E Oras venne scaraventata indietro con forza devastante.

Adeleith le fu addosso in un baleno, trattenendola per i polsi mentre ansimava vistosamente.

"Come...è potuto succedere?", domandò la sacerdotessa, sconvolta. "Come mai la barriera non mi ha protetta?"

"Non sei tu la prescelta", le sussurrò Adeleith all'orecchio. "Il potere del Cigno Nero ha deciso di obbedire a Goa e proteggerla. Puoi averglielo sottratto, ma ciò non significa che tu possa utilizzarlo come se ne fossi la proprietaria"

Mentre Straus tratteneva Oras incollata a terra, Adeleith le prese il viso fra le mani e posò le labbra sulle sue, per riversarvi all'interno una colata di luce ardente, simile a lava.

Fu il Big Bang.

Un esplosione di luce che durò un istante eterno.

Mentre rivestiva ogni cosa, il corpo di Oras si disseccò. Come prosciugato, cominciò a rattrappirsi, perdendo ogni traccia di bellezza, magia e avvenenza. Non era più una minaccia. Solo un cadavere in decomposizione vecchio di millenni.

"E' finita?", chiese Adeleith. "Finita davvero?"
"Sì, mia regina", rispose Straus, riprendendo forma umana. "Oras non cammina più in questa terra"

Furono richiamati dalle grida dei loro amici.

Letizia e gli altri si erano risvegliati, e si dimenavano convulsamente nel tentativo di liberarsi.

Con un gesto della mano, Adeleith li liberò dai loro sigilli.

Non appena sciolto, Renka scavalcò il cadavere di Oras.

‘Goa!', urlava il suo cuore. ‘Goa!'

Si avvicinò al corpo inerte della giovane. Le labbra perfette erano livide per via del bacio delle tenebre.

"No...", mormorò, sconvolto. "No..."

In un secondo, i ricordi lo travolsero. Rivide il corpo di Yumi, appeso senza vita ad un albero, il petto trafitto da una spada. Dopo aver ritrovato l'amore, come poteva sopportare di perderlo di nuovo?

La prese fra le braccia e, cullandola, pianse.

***

‘Il regno dei morti sembra più buio del solito', pensò Goa.

Si sentiva avvolgere da un sudario di tenebre. Per un istante lottò, ma poi decise di lasciar perdere. Era senza forze, e per tutti arrivava un tempo giusto per morire.

Gli affanni e i conflitti del mondo dei vivi sembravano lontani.
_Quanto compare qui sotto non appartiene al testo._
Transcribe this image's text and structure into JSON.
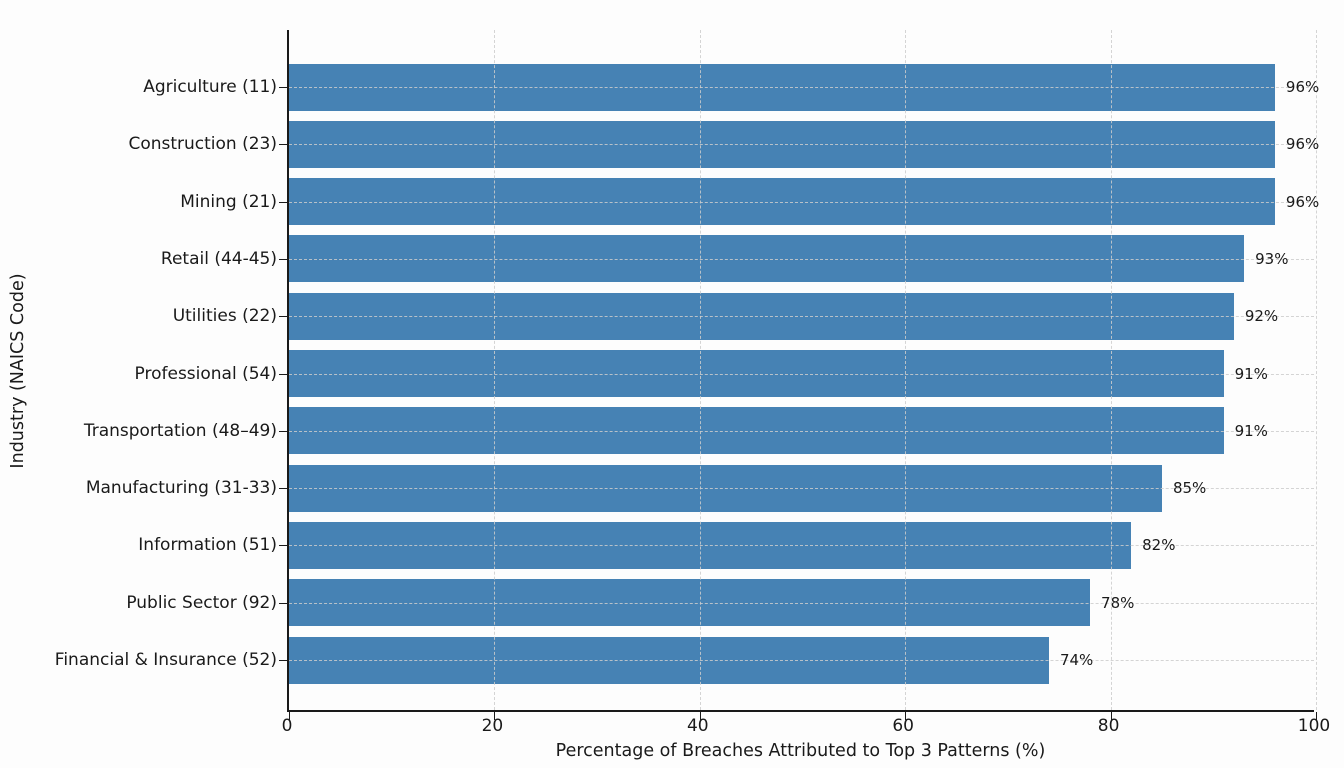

Adeleith era sveglia, il suo Renka era vivo, e questo la rese felice. Oras era morta, distrutta per sempre, e il Cigno Nero era svanito con lei.

Aveva svolto il suo dovere.

Vagava alla deriva, ma proprio quand'era sul punto di soccombere al nulla, qualcosa l'afferrò per le braccia, trascinandola nuovamente verso la realtà.

Immediatamente arrivò il dolore. Un dolore così acuto che cancellò quasi ogni altra percezione. Goa provò a ribellarsi, ma quelle braccia non mollavano la presa.

"Non morire Cigno Nero", sussurrò una voce familiare, alla quale fecero eco numerose altre.

Goa sbattè le palpebre. Una moltitudine di figure evanescenti si libravano in quelle tenebre. Nonostante non avessero forma corporea, data la loro consistenza simile a fumo, Goa non stentò a riconoscerle.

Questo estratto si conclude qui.